The differences between the access code and refresh code is that the access code is designed to be short-lived, only usually last few hours.
However, if the app wants continued access the user’s information, it can refresh the access token by passing the refresh token to Google again, getting a new access token to use — this protects users from unauthorized, permanent access from apps they do not wish to grant permission to it anymore.
Here’s a quick flowchart explaining how that works:
So first we get our access token from Google via the Google OAuth 2 Playground link below:
We need to make sure the access token is authorized for our app specifically.
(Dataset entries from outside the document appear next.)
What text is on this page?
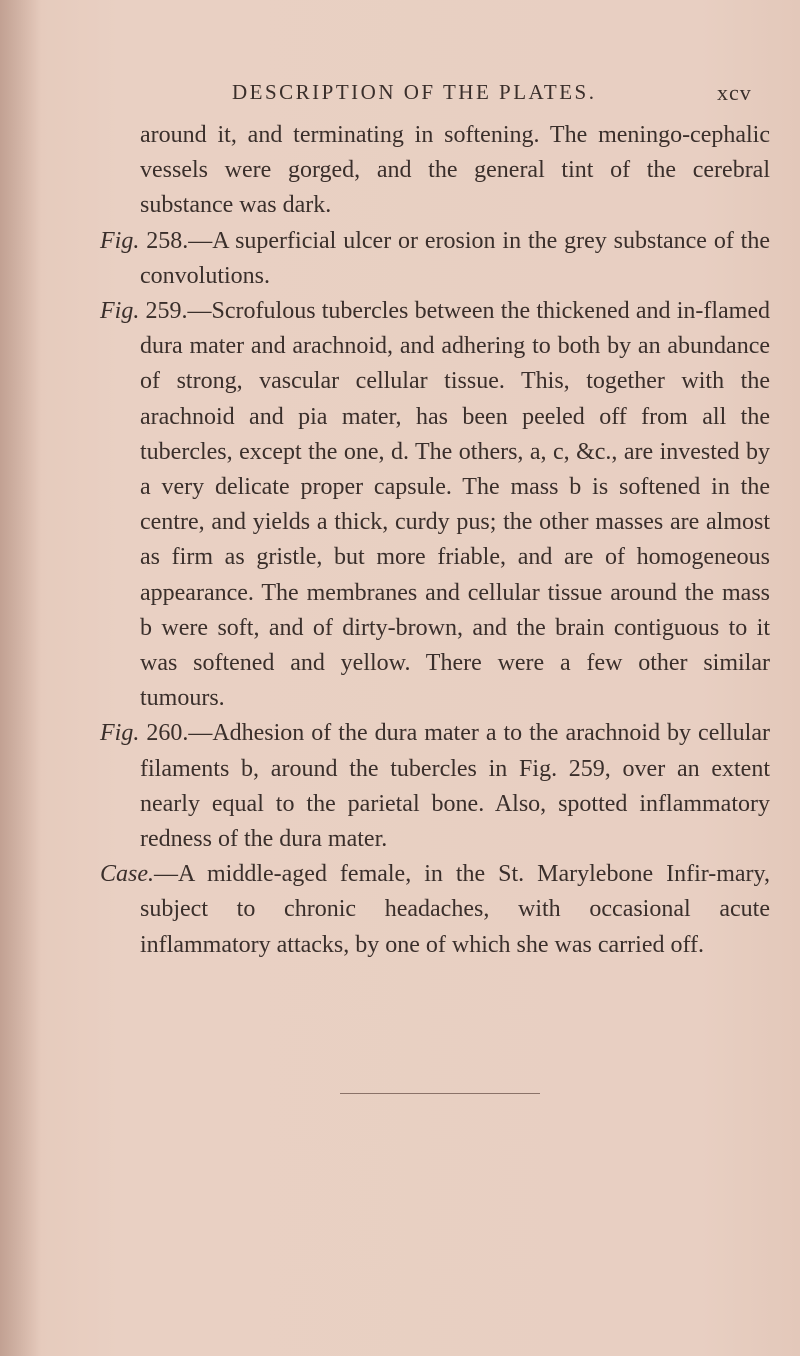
DESCRIPTION OF THE PLATES.	xcv

around it, and terminating in softening. The meningo-cephalic vessels were gorged, and the general tint of the cerebral substance was dark.

Fig. 258.—A superficial ulcer or erosion in the grey substance of the convolutions.

Fig. 259.—Scrofulous tubercles between the thickened and in-flamed dura mater and arachnoid, and adhering to both by an abundance of strong, vascular cellular tissue. This, together with the arachnoid and pia mater, has been peeled off from all the tubercles, except the one, d. The others, a, c, &c., are invested by a very delicate proper capsule. The mass b is softened in the centre, and yields a thick, curdy pus; the other masses are almost as firm as gristle, but more friable, and are of homogeneous appearance. The membranes and cellular tissue around the mass b were soft, and of dirty-brown, and the brain contiguous to it was softened and yellow. There were a few other similar tumours.

Fig. 260.—Adhesion of the dura mater a to the arachnoid by cellular filaments b, around the tubercles in Fig. 259, over an extent nearly equal to the parietal bone. Also, spotted inflammatory redness of the dura mater.

Case.—A middle-aged female, in the St. Marylebone Infir-mary, subject to chronic headaches, with occasional acute inflammatory attacks, by one of which she was carried off.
You can do that by typing in your own application information (the client id and client secret I told you to keep) in the “Setting” section:
Each access token is only granted for a restricted purpose called “Scope” by Google, and we only need view permission for Google Analytics here, so please select that specific scope and click continue:
Then, you will be direct to your usual Google login screen, enter the account you use for your Google Analytics account, and then follow the instruction below to get your refresh and access token.
As explained in the graphic, keep your access token and refresh token on a separate notepad or word document, as we will use it in the next step.
Now let’s go back to our Jupyter Notebook and start coding the authentication engine
The title of this section might be misleading — we are not going to code our own authentication engine, we are merely going to use the existing ones we have imported from google-auth library previously.
Recall that in the import statement, we imported the “client” object in the google-auth library, now we just need to create a client per instruction of the library and type in the required information.